You might be thinking that this period business sounds pretty messy and it definitely can be. When your period comes, you will not bleed a lot. It will trickle out of your vagina a little bit at a time. Then you will bleed about 1-2 tablespoons over the next few days and if you don't take care of it, it will get on your clothes, pajamas, and sheets. Periods can be pretty smelly, too, so it is important to practice good hygiene. The first thing you want is a pair of cotton panties that will make sure you are comfortable during your period. Second, you want to pick the type of sanitary product you want to use. Pads are the best to start with because they are easy to use. They have a sticky back and you stick them to the inside of your underwear. Panty liners are a lot like pads, but you use them when you are lightly bleeding. As you get older, you can use other products like tampons. But, when you are still young, they may hurt to use them so it is best to wait until you are a little older.
You may also feel pretty uncomfortable during your period. You may get cramps. Cramps are caused by contractions of your uterus and can feel aching in your back, thighs, and lower abdomen. This is perfectly normal and can be relieved by using a heating pad on the part of your body where you feel cramps or by taking medication. Do not worry if you do not get cramps. Your body is unique and your periods may be different from your mother, sisters, cousins or friends. If you are getting cramps after your period is over, your cramps are keeping you from being able to go to school or do your usual activities, or you feel that something may not be right, talk to your doctor.
You may also feel bloated and feel a little sad, unsettled, unhappy, cranky or even angry during or right before your period. This is called Premenstrual Syndrome, also called PMS, and is perfectly normal. Getting plenty of sleep, eating a healthful diet and exercising can help with these feelings. However, if you are feeling really bad, or you feel that something is not right, or you are worried you might be depressed or have anxiety, talk to your parent and doctor.

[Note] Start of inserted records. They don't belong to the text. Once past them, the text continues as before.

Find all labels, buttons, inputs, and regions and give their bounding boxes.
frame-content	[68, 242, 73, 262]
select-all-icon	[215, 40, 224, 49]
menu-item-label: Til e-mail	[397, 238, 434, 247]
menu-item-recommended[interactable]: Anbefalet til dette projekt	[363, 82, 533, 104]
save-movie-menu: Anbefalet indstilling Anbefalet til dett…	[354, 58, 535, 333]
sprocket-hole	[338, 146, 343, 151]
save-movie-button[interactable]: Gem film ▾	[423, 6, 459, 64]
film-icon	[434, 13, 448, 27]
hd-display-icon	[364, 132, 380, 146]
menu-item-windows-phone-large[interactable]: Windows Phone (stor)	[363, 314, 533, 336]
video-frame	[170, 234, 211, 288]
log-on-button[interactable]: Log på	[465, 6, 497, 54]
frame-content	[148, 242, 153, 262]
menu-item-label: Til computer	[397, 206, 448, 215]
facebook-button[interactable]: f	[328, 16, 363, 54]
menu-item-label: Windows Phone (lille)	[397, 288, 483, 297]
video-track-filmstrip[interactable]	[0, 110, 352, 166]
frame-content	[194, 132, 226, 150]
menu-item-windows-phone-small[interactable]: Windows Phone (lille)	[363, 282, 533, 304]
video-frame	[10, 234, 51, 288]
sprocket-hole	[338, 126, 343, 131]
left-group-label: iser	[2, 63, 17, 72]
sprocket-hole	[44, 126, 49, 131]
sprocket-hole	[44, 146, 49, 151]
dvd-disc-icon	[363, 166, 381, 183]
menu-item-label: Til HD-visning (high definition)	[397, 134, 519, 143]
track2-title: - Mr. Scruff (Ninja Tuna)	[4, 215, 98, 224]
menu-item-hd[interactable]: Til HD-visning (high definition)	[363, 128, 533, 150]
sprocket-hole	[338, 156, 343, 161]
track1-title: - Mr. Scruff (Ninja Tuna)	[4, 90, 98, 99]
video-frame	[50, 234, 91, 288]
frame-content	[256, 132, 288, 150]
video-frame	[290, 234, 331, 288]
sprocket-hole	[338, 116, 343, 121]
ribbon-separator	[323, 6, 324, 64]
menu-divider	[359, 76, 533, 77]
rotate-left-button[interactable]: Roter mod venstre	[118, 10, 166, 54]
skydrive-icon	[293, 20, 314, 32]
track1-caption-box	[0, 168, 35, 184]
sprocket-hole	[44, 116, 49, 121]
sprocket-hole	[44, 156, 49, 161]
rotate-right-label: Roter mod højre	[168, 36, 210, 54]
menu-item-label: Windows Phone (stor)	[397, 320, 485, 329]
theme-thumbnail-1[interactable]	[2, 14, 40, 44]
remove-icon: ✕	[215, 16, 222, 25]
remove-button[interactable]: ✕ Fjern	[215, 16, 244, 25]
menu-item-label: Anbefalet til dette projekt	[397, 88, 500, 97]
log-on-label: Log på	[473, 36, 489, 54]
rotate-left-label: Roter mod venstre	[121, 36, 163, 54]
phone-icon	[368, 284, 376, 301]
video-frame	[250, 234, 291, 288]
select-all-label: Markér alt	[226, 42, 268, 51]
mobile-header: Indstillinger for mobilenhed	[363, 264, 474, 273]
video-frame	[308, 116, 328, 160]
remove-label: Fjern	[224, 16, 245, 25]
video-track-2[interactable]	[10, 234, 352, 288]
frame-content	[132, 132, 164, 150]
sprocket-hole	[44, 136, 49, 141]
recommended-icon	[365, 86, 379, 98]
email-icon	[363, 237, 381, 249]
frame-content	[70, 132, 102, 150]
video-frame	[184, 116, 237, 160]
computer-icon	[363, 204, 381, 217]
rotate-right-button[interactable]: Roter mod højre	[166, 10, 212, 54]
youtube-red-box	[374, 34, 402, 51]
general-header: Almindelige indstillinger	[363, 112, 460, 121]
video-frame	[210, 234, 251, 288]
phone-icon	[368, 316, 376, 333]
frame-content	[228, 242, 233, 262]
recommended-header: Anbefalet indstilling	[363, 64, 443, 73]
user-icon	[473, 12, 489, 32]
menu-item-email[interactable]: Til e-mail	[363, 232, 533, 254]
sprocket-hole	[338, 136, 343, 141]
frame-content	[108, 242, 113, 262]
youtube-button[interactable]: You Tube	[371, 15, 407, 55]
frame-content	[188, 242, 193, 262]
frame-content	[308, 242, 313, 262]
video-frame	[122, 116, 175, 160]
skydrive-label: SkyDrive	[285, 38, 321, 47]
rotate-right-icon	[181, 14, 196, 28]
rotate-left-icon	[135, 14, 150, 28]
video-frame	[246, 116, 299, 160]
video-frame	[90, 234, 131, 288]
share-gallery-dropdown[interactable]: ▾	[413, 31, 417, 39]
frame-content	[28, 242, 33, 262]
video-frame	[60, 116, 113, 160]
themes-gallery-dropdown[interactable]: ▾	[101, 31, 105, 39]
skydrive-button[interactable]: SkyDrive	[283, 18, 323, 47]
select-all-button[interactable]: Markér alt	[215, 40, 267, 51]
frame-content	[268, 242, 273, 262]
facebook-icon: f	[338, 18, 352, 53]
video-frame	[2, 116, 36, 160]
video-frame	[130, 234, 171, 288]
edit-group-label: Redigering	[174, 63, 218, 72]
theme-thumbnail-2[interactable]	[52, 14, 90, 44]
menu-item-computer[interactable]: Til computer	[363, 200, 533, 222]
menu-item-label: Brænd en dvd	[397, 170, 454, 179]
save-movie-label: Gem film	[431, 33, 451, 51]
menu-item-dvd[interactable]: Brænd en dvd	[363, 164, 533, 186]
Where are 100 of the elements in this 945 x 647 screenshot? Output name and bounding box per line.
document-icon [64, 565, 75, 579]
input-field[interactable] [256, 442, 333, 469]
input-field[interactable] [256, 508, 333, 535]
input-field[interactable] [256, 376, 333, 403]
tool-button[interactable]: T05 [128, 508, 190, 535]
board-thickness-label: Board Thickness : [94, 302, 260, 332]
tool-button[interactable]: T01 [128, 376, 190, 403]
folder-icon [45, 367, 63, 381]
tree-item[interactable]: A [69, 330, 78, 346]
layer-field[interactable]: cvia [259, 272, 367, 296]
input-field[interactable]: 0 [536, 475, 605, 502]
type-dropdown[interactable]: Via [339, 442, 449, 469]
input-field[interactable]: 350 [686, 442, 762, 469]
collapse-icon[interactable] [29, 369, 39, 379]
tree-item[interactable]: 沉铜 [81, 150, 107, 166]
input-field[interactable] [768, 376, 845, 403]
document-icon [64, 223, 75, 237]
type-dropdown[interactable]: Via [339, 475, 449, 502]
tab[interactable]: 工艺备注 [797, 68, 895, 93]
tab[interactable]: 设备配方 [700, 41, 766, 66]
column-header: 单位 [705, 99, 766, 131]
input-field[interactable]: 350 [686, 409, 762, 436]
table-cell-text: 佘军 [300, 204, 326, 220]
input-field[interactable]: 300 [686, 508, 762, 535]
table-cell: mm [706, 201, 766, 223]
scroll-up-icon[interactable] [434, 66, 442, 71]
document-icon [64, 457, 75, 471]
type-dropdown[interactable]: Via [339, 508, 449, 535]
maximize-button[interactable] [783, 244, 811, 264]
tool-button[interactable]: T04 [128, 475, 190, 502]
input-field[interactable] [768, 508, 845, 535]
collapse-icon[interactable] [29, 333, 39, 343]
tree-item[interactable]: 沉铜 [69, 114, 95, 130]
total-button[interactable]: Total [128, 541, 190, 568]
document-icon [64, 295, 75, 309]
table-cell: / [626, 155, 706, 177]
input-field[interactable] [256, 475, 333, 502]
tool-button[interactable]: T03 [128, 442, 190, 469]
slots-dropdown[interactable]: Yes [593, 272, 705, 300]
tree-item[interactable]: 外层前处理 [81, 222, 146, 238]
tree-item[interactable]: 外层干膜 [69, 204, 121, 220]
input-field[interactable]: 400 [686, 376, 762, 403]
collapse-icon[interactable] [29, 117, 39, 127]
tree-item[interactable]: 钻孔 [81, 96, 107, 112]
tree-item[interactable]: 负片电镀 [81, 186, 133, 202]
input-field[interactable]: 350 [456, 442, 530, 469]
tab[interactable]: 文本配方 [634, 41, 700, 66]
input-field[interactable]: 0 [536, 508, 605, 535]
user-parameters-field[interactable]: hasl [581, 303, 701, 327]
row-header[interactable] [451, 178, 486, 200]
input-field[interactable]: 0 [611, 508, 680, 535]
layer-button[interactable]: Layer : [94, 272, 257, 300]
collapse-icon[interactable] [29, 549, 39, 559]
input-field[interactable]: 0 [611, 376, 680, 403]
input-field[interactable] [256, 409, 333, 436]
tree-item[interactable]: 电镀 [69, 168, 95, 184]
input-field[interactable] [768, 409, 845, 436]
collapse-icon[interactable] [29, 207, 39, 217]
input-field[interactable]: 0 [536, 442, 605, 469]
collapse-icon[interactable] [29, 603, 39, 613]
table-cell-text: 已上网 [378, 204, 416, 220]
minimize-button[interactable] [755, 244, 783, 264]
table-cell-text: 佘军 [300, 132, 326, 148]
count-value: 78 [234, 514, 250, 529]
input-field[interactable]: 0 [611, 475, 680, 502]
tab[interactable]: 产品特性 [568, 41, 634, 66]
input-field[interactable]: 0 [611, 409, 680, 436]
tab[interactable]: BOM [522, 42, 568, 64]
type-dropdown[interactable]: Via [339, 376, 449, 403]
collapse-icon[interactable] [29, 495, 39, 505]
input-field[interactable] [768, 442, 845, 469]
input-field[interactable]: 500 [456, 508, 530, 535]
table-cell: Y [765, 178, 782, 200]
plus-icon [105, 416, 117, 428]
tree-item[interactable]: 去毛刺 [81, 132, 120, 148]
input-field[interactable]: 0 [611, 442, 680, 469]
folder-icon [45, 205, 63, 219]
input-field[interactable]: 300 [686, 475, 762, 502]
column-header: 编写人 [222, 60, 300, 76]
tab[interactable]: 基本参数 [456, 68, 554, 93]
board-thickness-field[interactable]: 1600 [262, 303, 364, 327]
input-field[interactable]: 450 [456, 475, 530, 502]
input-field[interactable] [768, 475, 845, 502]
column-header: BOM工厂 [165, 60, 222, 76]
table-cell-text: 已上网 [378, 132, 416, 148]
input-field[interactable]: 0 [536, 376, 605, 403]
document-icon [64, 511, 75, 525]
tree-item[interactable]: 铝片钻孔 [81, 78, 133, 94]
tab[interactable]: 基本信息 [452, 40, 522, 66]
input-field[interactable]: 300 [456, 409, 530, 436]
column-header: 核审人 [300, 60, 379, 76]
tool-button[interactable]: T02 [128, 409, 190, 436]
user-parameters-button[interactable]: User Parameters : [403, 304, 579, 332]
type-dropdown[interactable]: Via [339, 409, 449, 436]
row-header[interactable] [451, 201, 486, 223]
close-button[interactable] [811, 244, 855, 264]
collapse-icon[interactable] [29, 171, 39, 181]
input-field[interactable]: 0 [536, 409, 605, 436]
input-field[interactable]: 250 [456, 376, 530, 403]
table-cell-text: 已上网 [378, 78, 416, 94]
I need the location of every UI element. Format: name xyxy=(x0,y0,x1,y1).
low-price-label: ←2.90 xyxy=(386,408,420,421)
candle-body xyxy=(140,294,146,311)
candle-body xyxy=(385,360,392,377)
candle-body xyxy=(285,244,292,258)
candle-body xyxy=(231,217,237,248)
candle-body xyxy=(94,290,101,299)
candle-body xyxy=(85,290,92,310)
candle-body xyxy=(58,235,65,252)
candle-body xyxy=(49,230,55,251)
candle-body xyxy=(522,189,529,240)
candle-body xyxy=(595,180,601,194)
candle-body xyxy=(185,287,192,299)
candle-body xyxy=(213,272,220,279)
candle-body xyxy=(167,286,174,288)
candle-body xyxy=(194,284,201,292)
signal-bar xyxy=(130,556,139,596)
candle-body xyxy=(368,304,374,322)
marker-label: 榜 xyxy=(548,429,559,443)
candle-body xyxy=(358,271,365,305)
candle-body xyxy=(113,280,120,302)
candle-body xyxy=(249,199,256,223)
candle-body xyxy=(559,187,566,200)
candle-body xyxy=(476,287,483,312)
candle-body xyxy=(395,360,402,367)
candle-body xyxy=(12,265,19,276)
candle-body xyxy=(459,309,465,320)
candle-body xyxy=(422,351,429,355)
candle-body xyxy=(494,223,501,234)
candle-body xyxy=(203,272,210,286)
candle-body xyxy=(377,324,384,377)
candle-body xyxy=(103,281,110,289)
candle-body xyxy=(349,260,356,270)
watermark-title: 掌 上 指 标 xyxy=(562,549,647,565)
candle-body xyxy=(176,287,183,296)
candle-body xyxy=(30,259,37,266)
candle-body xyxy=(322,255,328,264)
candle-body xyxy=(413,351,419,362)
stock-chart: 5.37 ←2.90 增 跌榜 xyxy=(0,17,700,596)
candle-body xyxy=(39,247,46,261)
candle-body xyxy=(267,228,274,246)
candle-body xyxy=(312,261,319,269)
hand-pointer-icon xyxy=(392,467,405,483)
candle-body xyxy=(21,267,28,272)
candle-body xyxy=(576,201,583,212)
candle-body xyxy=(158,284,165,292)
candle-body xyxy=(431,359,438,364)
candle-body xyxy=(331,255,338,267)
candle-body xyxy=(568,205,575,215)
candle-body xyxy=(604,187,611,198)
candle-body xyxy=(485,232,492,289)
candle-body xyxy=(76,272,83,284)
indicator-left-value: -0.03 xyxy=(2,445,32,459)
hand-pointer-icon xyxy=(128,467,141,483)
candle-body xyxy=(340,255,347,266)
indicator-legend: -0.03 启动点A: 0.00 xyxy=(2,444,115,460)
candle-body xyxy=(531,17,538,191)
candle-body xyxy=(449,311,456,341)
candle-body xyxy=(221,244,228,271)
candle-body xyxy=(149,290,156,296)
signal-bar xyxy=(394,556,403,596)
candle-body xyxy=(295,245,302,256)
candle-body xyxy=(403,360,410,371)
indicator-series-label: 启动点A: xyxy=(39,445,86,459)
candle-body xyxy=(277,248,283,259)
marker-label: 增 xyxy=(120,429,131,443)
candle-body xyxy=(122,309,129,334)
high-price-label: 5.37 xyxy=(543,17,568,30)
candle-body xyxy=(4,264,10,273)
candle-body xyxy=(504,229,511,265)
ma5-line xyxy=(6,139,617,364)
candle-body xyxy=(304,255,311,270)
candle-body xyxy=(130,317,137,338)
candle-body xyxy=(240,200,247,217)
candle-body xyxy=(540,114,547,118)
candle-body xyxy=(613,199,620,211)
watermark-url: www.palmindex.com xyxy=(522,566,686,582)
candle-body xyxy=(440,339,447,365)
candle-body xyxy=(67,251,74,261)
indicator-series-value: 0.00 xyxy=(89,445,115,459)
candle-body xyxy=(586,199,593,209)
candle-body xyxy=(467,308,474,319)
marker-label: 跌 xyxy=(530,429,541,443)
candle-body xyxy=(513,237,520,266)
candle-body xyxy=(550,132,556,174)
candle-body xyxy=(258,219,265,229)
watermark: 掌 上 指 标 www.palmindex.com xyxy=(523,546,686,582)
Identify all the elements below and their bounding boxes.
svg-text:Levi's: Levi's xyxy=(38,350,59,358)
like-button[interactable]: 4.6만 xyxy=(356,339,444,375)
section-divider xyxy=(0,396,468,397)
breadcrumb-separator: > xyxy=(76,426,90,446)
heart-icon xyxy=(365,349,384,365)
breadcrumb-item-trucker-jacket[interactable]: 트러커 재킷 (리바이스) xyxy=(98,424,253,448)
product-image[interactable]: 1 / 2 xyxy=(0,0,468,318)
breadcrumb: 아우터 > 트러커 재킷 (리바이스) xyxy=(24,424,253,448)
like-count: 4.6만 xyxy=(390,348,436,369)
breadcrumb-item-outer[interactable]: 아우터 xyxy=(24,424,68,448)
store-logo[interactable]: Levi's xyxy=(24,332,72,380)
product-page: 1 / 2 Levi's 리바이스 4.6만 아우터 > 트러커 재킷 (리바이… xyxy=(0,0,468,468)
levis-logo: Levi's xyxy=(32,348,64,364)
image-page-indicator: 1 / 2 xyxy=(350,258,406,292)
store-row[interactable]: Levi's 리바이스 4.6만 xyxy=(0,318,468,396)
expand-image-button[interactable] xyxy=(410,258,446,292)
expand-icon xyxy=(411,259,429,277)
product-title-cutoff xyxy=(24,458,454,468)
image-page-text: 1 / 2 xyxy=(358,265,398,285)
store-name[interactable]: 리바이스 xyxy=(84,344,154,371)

Becoming an adult is more than just getting your period. Click here to learn more about how to take care of yourself now that you're becoming an adult.
You may be feeling overwhelmed. Maybe you do not know where to get sanitary products or you are concerned that your periods are going to be painful and scary. It is important that you find an adult you trust to talk to about what you are going through. This can be your mom, dad, grandmother, aunt, older cousin or sister, teacher, coach, pastor, or school counselor. If you trust them and you feel comfortable talking to them about your periods, ask for their help and advice. Be sure to tell your parent or guardian that you are having periods because you may need to see the doctor so they can check that everything is developing the way it should. And remember, what you are experiencing is normal and everyone must go through this change to become an adult.